7 October 2009
Johannesburg’s calabash-shaped Soccer City Stadium will be the jewel among the 10 stadiums that will host the first football World Cup to be played on African soil.
Situated south-west of Johannesburg, a stone’s throw from the famous township of Soweto, Soccer City Stadium will host the opening ceremony and the opening and final matches of the 2010 Fifa World Cup™.
Bigger than the Olympic Stadium in Berlin, the Stade De France in Paris and the Yokohama International Stadium in Japan, Soccer City will be one of the largest stadiums to host a football World Cup.
Nearing 90% complete, with the pitch laid and work on the stadium precinct already well under way, the sheer scale of the stadium awed experts from Fifa and the 2010 Organising Committee South Africa (OC) during a recent stadium inspection tour.
The stadium’s unique calabash shape will be seen by millions of television viewers around the world, and remain as an enduring symbol of one of the proudest moments in South Africa’s post-democratic history.
Comprehensive design shift
To take its place among the top sports venues in the world – such as the Olympia Stadium in Berlin, the Stadio San Siro in Milan, New Wembley in London and Bernabeu in Madrid – Soccer City underwent a comprehensive design shift.
The original stadium, known by locals as the FNB Stadium, was almost completely demolished, with significant parts of the new structure being built from scratch, starting in early 2007.
The budget for the reconstruction of the stadium – the biggest roofed stadium ever built for a World Cup final – is estimated at R1.2-billion.
Stadium manager Brian Carter told BuaNews that the stadium’s seating capacity has been increased from 88 000 to 94 700 through extensions to the upper tiers around the stadium. In addition, 99 more suites have been added to bring the total to 184, with private boxes and VIP suites being built.

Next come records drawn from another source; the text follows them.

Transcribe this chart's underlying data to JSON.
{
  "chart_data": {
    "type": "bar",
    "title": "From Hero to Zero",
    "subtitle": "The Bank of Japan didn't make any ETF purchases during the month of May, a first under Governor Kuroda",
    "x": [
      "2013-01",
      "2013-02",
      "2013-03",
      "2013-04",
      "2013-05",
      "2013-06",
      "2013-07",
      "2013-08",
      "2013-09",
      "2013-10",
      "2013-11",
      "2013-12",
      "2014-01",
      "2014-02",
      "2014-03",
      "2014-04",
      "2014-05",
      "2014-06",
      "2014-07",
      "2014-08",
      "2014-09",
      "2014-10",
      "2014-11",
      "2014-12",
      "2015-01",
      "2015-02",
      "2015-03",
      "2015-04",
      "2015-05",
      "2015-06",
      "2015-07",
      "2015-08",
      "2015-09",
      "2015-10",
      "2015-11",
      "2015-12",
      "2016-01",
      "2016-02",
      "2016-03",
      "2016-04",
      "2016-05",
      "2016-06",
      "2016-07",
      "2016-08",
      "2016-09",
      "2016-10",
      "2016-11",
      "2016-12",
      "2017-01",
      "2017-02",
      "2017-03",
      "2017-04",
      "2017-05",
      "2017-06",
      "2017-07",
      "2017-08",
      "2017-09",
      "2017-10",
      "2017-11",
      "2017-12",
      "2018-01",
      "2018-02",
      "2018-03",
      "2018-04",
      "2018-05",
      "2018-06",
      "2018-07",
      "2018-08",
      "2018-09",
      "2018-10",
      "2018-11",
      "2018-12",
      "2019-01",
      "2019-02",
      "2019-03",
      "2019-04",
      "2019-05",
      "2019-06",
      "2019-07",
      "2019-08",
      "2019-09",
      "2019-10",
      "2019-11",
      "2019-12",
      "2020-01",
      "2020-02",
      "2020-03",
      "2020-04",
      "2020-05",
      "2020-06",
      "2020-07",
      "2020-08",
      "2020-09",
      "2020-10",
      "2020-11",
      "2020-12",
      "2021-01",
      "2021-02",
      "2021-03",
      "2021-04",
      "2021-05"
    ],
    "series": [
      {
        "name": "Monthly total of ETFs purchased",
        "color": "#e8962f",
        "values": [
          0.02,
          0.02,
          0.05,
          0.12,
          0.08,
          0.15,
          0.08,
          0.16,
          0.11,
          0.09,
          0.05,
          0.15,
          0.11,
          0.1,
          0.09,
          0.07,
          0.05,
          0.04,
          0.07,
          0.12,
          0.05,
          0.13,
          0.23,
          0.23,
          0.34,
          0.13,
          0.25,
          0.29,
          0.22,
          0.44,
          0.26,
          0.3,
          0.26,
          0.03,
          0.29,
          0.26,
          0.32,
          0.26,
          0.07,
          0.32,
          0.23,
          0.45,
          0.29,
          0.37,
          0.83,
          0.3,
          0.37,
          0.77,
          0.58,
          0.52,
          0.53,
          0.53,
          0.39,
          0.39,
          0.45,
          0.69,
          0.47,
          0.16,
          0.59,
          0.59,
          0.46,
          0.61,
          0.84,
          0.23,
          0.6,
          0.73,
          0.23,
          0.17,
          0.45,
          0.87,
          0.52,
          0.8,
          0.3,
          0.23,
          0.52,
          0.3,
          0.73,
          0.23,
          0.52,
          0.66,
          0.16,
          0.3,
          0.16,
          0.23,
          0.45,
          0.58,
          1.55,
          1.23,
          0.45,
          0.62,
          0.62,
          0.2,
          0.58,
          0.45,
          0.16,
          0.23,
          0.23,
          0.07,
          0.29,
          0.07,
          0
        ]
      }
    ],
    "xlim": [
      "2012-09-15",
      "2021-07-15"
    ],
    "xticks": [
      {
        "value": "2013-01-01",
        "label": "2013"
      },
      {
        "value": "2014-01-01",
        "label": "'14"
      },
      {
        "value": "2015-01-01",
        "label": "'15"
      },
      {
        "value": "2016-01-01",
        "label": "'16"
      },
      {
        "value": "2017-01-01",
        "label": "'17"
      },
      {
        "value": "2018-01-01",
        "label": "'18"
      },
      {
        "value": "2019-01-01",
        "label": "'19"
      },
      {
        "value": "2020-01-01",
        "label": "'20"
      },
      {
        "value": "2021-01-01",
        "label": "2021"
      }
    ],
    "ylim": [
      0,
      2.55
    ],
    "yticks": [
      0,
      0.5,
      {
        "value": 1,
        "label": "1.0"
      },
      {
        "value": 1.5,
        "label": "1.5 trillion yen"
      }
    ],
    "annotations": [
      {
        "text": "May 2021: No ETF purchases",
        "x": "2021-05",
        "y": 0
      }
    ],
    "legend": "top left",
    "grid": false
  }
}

“Eight television presentation studios, a soccer museum and a 300-seater restaurant are being built, as well as a parking area that will accommodate 15 000 vehicles,” Carter said.

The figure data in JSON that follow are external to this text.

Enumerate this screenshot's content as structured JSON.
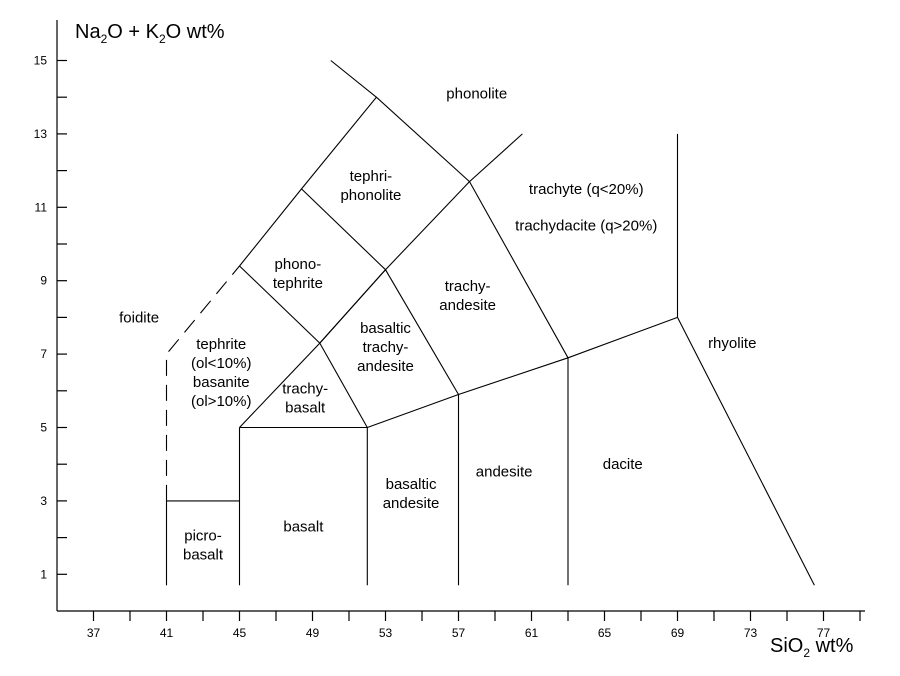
{
  "axis_titles": {
    "y": {
      "part1": "Na",
      "sub1": "2",
      "part2": "O + K",
      "sub2": "2",
      "part3": "O wt%"
    },
    "x": {
      "part1": "SiO",
      "sub1": "2",
      "part2": " wt%"
    }
  },
  "chart_data": {
    "type": "diagram",
    "xlim": [
      35,
      80
    ],
    "ylim": [
      0,
      15.5
    ],
    "x_ticks_labeled": [
      "37",
      "41",
      "45",
      "49",
      "53",
      "57",
      "61",
      "65",
      "69",
      "73",
      "77"
    ],
    "x_ticks_labeled_values": [
      37,
      41,
      45,
      49,
      53,
      57,
      61,
      65,
      69,
      73,
      77
    ],
    "x_minor_ticks": [
      39,
      43,
      47,
      51,
      55,
      59,
      63,
      67,
      71,
      75,
      79
    ],
    "y_ticks_labeled": [
      "1",
      "3",
      "5",
      "7",
      "9",
      "11",
      "13",
      "15"
    ],
    "y_ticks_labeled_values": [
      1,
      3,
      5,
      7,
      9,
      11,
      13,
      15
    ],
    "y_minor_ticks": [
      2,
      4,
      6,
      8,
      10,
      12,
      14
    ],
    "boundaries": [
      {
        "id": "picrobasalt-top",
        "style": "solid",
        "points": [
          [
            41,
            3
          ],
          [
            45,
            3
          ]
        ]
      },
      {
        "id": "x41-lower",
        "style": "solid",
        "points": [
          [
            41,
            3
          ],
          [
            41,
            0.7
          ]
        ]
      },
      {
        "id": "x41-upper",
        "style": "dashed",
        "points": [
          [
            41,
            3
          ],
          [
            41,
            7
          ],
          [
            45,
            9.4
          ]
        ]
      },
      {
        "id": "x45",
        "style": "solid",
        "points": [
          [
            45,
            0.7
          ],
          [
            45,
            5
          ]
        ]
      },
      {
        "id": "basalt-top",
        "style": "solid",
        "points": [
          [
            45,
            5
          ],
          [
            52,
            5
          ]
        ]
      },
      {
        "id": "x52",
        "style": "solid",
        "points": [
          [
            52,
            0.7
          ],
          [
            52,
            5
          ]
        ]
      },
      {
        "id": "x57",
        "style": "solid",
        "points": [
          [
            57,
            0.7
          ],
          [
            57,
            5.9
          ]
        ]
      },
      {
        "id": "x63",
        "style": "solid",
        "points": [
          [
            63,
            0.7
          ],
          [
            63,
            6.9
          ]
        ]
      },
      {
        "id": "alkaline-line",
        "style": "solid",
        "points": [
          [
            52,
            5
          ],
          [
            57,
            5.9
          ],
          [
            63,
            6.9
          ],
          [
            69,
            8
          ]
        ]
      },
      {
        "id": "x69",
        "style": "solid",
        "points": [
          [
            69,
            8
          ],
          [
            69,
            13
          ]
        ]
      },
      {
        "id": "rhyolite-dacite",
        "style": "solid",
        "points": [
          [
            69,
            8
          ],
          [
            76.5,
            0.7
          ]
        ]
      },
      {
        "id": "diag-1",
        "style": "solid",
        "points": [
          [
            45,
            5
          ],
          [
            49.4,
            7.3
          ],
          [
            53,
            9.3
          ],
          [
            57.6,
            11.7
          ],
          [
            60.5,
            13
          ]
        ]
      },
      {
        "id": "diag-2",
        "style": "solid",
        "points": [
          [
            45,
            9.4
          ],
          [
            48.4,
            11.5
          ],
          [
            52.5,
            14
          ],
          [
            50,
            15
          ]
        ]
      },
      {
        "id": "branch-a",
        "style": "solid",
        "points": [
          [
            52,
            5
          ],
          [
            49.4,
            7.3
          ]
        ]
      },
      {
        "id": "branch-b",
        "style": "solid",
        "points": [
          [
            49.4,
            7.3
          ],
          [
            45,
            9.4
          ]
        ]
      },
      {
        "id": "branch-c",
        "style": "solid",
        "points": [
          [
            53,
            9.3
          ],
          [
            48.4,
            11.5
          ]
        ]
      },
      {
        "id": "branch-d",
        "style": "solid",
        "points": [
          [
            57.6,
            11.7
          ],
          [
            52.5,
            14
          ]
        ]
      },
      {
        "id": "split-a",
        "style": "solid",
        "points": [
          [
            49.4,
            7.3
          ],
          [
            53,
            9.3
          ]
        ]
      },
      {
        "id": "split-b",
        "style": "solid",
        "points": [
          [
            53,
            9.3
          ],
          [
            57,
            5.9
          ]
        ]
      },
      {
        "id": "split-c",
        "style": "solid",
        "points": [
          [
            57.6,
            11.7
          ],
          [
            63,
            6.9
          ]
        ]
      }
    ],
    "fields": [
      {
        "name": "foidite",
        "lines": [
          "foidite"
        ],
        "at": [
          39.5,
          8
        ]
      },
      {
        "name": "tephrite-basanite",
        "lines": [
          "tephrite",
          "(ol<10%)",
          "basanite",
          "(ol>10%)"
        ],
        "at": [
          44,
          6.5
        ]
      },
      {
        "name": "picrobasalt",
        "lines": [
          "picro-",
          "basalt"
        ],
        "at": [
          43,
          1.8
        ]
      },
      {
        "name": "basalt",
        "lines": [
          "basalt"
        ],
        "at": [
          48.5,
          2.3
        ]
      },
      {
        "name": "trachybasalt",
        "lines": [
          "trachy-",
          "basalt"
        ],
        "at": [
          48.6,
          5.8
        ]
      },
      {
        "name": "phonotephrite",
        "lines": [
          "phono-",
          "tephrite"
        ],
        "at": [
          48.2,
          9.2
        ]
      },
      {
        "name": "tephriphonolite",
        "lines": [
          "tephri-",
          "phonolite"
        ],
        "at": [
          52.2,
          11.6
        ]
      },
      {
        "name": "phonolite",
        "lines": [
          "phonolite"
        ],
        "at": [
          58,
          14.1
        ]
      },
      {
        "name": "basaltic-trachyandesite",
        "lines": [
          "basaltic",
          "trachy-",
          "andesite"
        ],
        "at": [
          53,
          7.2
        ]
      },
      {
        "name": "trachyandesite",
        "lines": [
          "trachy-",
          "andesite"
        ],
        "at": [
          57.5,
          8.6
        ]
      },
      {
        "name": "trachyte",
        "lines": [
          "trachyte (q<20%)"
        ],
        "at": [
          64,
          11.5
        ]
      },
      {
        "name": "trachydacite",
        "lines": [
          "trachydacite (q>20%)"
        ],
        "at": [
          64,
          10.5
        ]
      },
      {
        "name": "basaltic-andesite",
        "lines": [
          "basaltic",
          "andesite"
        ],
        "at": [
          54.4,
          3.2
        ]
      },
      {
        "name": "andesite",
        "lines": [
          "andesite"
        ],
        "at": [
          59.5,
          3.8
        ]
      },
      {
        "name": "dacite",
        "lines": [
          "dacite"
        ],
        "at": [
          66,
          4
        ]
      },
      {
        "name": "rhyolite",
        "lines": [
          "rhyolite"
        ],
        "at": [
          72,
          7.3
        ]
      }
    ]
  }
}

The International Broadcasting Centre that will house the world’s media for the duration of the tournament is under construction next to the stadium. Safa House, headquarters for Fifa and the 2010 Organising Committee, is also situated nearby.
‘Melting pot of African cultures’
However, the feature that will grab the most attention when the world of football descends on South Africa in June 2010 will be the stadium’s calabash-shaped design
Selected from a number of competing designs, the calabash was picked as a uniquely African object and a recognisable symbol of the African continent.
In Africa, the calabash is used for cooking food, traditionally over a fire. It is socially synonymous with family time, entertaining friends and sharing stories.
“The calabash, or ‘melting pot of African cultures’, sits on a raised podium on top of which is located a ‘pit of fire’,” Carter said, adding that spectators and television viewers would get the impression that they were sitting inside a giant cauldron.
For South Africans, the future Soccer City always evoke the original venue and its rich history.
First built in 1987, the stadium has become synonymous with South African football and has hosted some of the best-known games played in the country, including numerous cup finals and South Africa’s victory in the 1996 African Cup of Nations.
Rally to welcome Mandela from prison
Soccer City is also remembered for the mass rally held to welcome former President Nelson Mandela from prison in 1990, when more than 100 000 people crowded the stadium to hear Mandela call for a non-racial, unified South Africa.
Together with the newly revamped Orlando and Dobsonville Stadiums as official 2010 training grounds, Soccer City will entrench Johannesburg and Soweto as Africa’s premier footballing city.
Construction at the stadium is expected to be completed in time for hand-over to Fifa and the 2010 Organising Committee by October 2009.
The stadium will host the opening match of the 2010 Fifa World Cup on 11 June 2010, followed by group stage matches, a second-round match and a quarter-final.
On 11 July 2010, the two best teams in the world will step onto the turf of Soccer City to determine which country will lift the Jules Rimet Trophy.